キノロン系抗菌剤の標的『DNAジャイレース』
キノロン系抗菌剤は、DNAの高次構造のねじれに関係する酵素(DNAジャイレース)に対して特異的に働きます。グラム陰性桿菌による尿路および腸管感染症に有効なナリジクス酸にはじまり、さらにニューキノロンと総称される一群の誘導体が開発されました。経口投与でき、有効菌種の範囲が広いので、有用性が高まり開発が進みました。抗菌力が増し、緑膿菌を含むグラム陰性菌はもちろん、グラム陽性菌にも有効です。
リファンピシンは、DNAのもつ遺伝情報をRNAに伝える転写段階に働くDNA依存性RNA複製酵素の阻害剤です。結核菌を含むグラム陽性菌をはじめ、グラム陰性菌の一部に有効です。染色体性耐性菌が出やすいので、日本ではもっぱら結核菌、らい菌などいわゆる抗酸菌に対してのみ使用されています。
葉酸合成阻害剤にはサルファ剤とトリメトプリムが含まれます。サルファ剤は化学療法剤として先駆的役割を果たした純合成抗菌剤で、パラアミノ安息香酸の拮抗物質として、葉酸の合成を阻害します。

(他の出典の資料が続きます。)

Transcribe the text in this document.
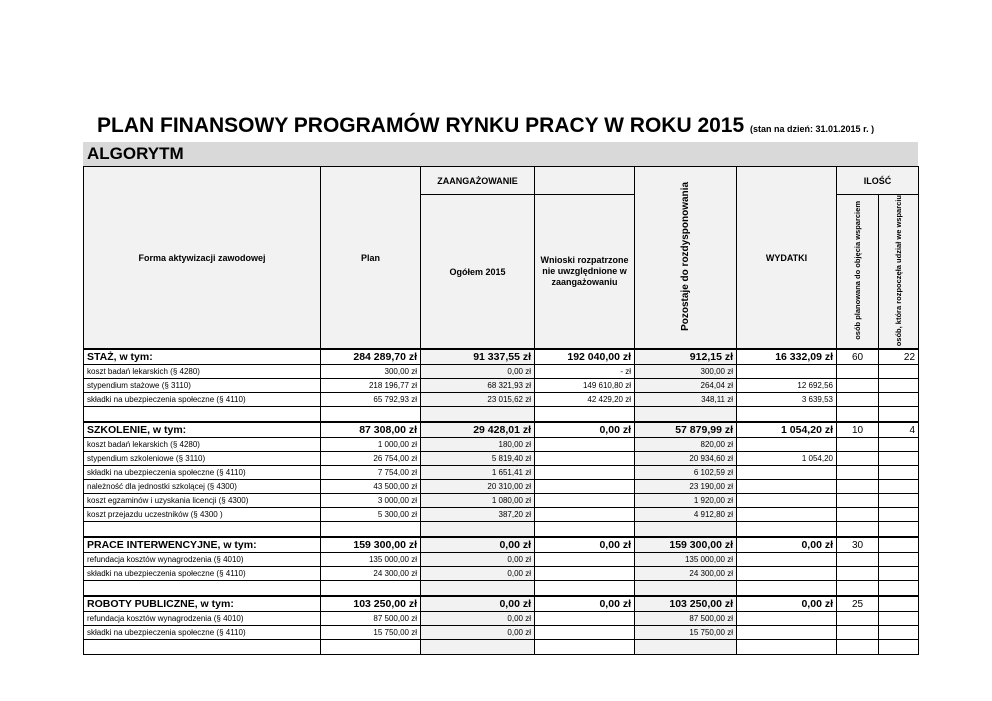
PLAN FINANSOWY PROGRAMÓW RYNKU PRACY W ROKU 2015 (stan na dzień: 31.01.2015 r. )
ALGORYTM
Forma aktywizacji zawodowej	Plan	ZAANGAŻOWANIE		Pozostaje do rozdysponowania	WYDATKI	ILOŚĆ	
		Ogółem 2015	Wnioski rozpatrzone nie uwzględnione w zaangażowaniu			osób planowana do objęcia wsparciem	osób, która rozpoczęła udział we wsparciu
STAŻ, w tym:	284 289,70 zł	91 337,55 zł	192 040,00 zł	912,15 zł	16 332,09 zł	60	22
koszt badań lekarskich (§ 4280)	300,00 zł	0,00 zł	- zł	300,00 zł			
stypendium stażowe (§ 3110)	218 196,77 zł	68 321,93 zł	149 610,80 zł	264,04 zł	12 692,56		
składki na ubezpieczenia społeczne (§ 4110)	65 792,93 zł	23 015,62 zł	42 429,20 zł	348,11 zł	3 639,53		

SZKOLENIE, w tym:	87 308,00 zł	29 428,01 zł	0,00 zł	57 879,99 zł	1 054,20 zł	10	4
koszt badań lekarskich (§ 4280)	1 000,00 zł	180,00 zł		820,00 zł			
stypendium szkoleniowe (§ 3110)	26 754,00 zł	5 819,40 zł		20 934,60 zł	1 054,20		
składki na ubezpieczenia społeczne (§ 4110)	7 754,00 zł	1 651,41 zł		6 102,59 zł			
należność dla jednostki szkolącej (§ 4300)	43 500,00 zł	20 310,00 zł		23 190,00 zł			
koszt egzaminów i uzyskania licencji (§ 4300)	3 000,00 zł	1 080,00 zł		1 920,00 zł			
koszt przejazdu uczestników (§ 4300 )	5 300,00 zł	387,20 zł		4 912,80 zł			

PRACE INTERWENCYJNE, w tym:	159 300,00 zł	0,00 zł	0,00 zł	159 300,00 zł	0,00 zł	30	
refundacja kosztów wynagrodzenia (§ 4010)	135 000,00 zł	0,00 zł		135 000,00 zł			
składki na ubezpieczenia społeczne (§ 4110)	24 300,00 zł	0,00 zł		24 300,00 zł			

ROBOTY PUBLICZNE, w tym:	103 250,00 zł	0,00 zł	0,00 zł	103 250,00 zł	0,00 zł	25	
refundacja kosztów wynagrodzenia (§ 4010)	87 500,00 zł	0,00 zł		87 500,00 zł			
składki na ubezpieczenia społeczne (§ 4110)	15 750,00 zł	0,00 zł		15 750,00 zł			
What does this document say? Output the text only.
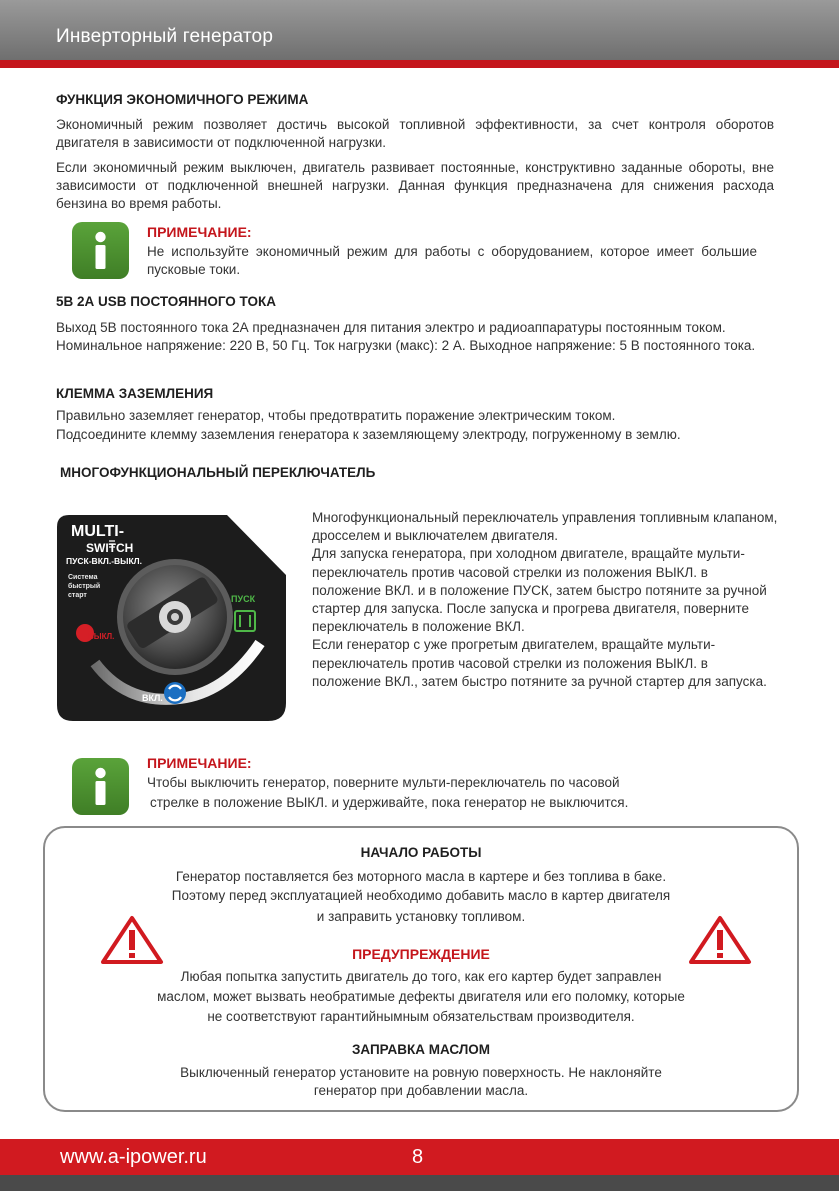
Инверторный генератор
ФУНКЦИЯ ЭКОНОМИЧНОГО РЕЖИМА
Экономичный режим позволяет достичь высокой топливной эффективности, за счет контроля оборотов двигателя в зависимости от подключенной нагрузки.
Если экономичный режим выключен, двигатель развивает постоянные, конструктивно заданные обороты, вне зависимости от подключенной внешней нагрузки. Данная функция предназначена для снижения расхода бензина во время работы.
ПРИМЕЧАНИЕ:
Не используйте экономичный режим для работы с оборудованием, которое имеет большие пусковые токи.
5В 2А USB ПОСТОЯННОГО ТОКА
Выход 5В постоянного тока 2А предназначен для питания электро и радиоаппаратуры постоянным током. Номинальное напряжение: 220 В, 50 Гц. Ток нагрузки (макс): 2 А. Выходное напряжение: 5 В постоянного тока.
КЛЕММА ЗАЗЕМЛЕНИЯ
Правильно заземляет генератор, чтобы предотвратить поражение электрическим током.
Подсоедините клемму заземления генератора к заземляющему электроду, погруженному в землю.
МНОГОФУНКЦИОНАЛЬНЫЙ ПЕРЕКЛЮЧАТЕЛЬ
MULTI-
SWITCH
ПУСК-ВКЛ.-ВЫКЛ.
Система быстрый старт	ПУСК
ВЫКЛ.
ВКЛ.
Многофункциональный переключатель управления топливным клапаном, дросселем и выключателем двигателя.
Для запуска генератора, при холодном двигателе, вращайте мульти-переключатель против часовой стрелки из положения ВЫКЛ. в положение ВКЛ. и в положение ПУСК, затем быстро потяните за ручной стартер для запуска. После запуска и прогрева двигателя, поверните переключатель в положение ВКЛ.
Если генератор с уже прогретым двигателем, вращайте мульти-переключатель против часовой стрелки из положения ВЫКЛ. в положение ВКЛ., затем быстро потяните за ручной стартер для запуска.
ПРИМЕЧАНИЕ:
Чтобы выключить генератор, поверните мульти-переключатель по часовой
стрелке в положение ВЫКЛ. и удерживайте, пока генератор не выключится.
НАЧАЛО РАБОТЫ
Генератор поставляется без моторного масла в картере и без топлива в баке.
Поэтому перед эксплуатацией необходимо добавить масло в картер двигателя
и заправить установку топливом.
ПРЕДУПРЕЖДЕНИЕ
Любая попытка запустить двигатель до того, как его картер будет заправлен
маслом, может вызвать необратимые дефекты двигателя или его поломку, которые
не соответствуют гарантийнымным обязательствам производителя.
ЗАПРАВКА МАСЛОМ
Выключенный генератор установите на ровную поверхность. Не наклоняйте
генератор при добавлении масла.
www.a-ipower.ru	8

抗生物質が主流を占めるようになってから主役の座を降りましたが、その一種であるスルファメトキサゾールともう一つの葉酸合成阻害剤であるトリメトプリムとの合剤であるST合剤の有用性が認められています。この2剤は、葉酸合成の異なる段階を阻害して、相乗効果を発揮します。ただし、トリメトプリムの作用点は宿主にもあり、その選択毒性は相対的なものに過ぎないので、妊娠と幼少児には使用できません。
イソニコチン酸ヒドラジドは、ニコチン酸アミドの代謝に拮抗するピリジン誘導体で、結核菌の細胞壁特異成分であるミコール酸の生合成を阻害します。
お察しの通り、阻害剤の標的とその合成経路を正確に覚えるのは至難の業です。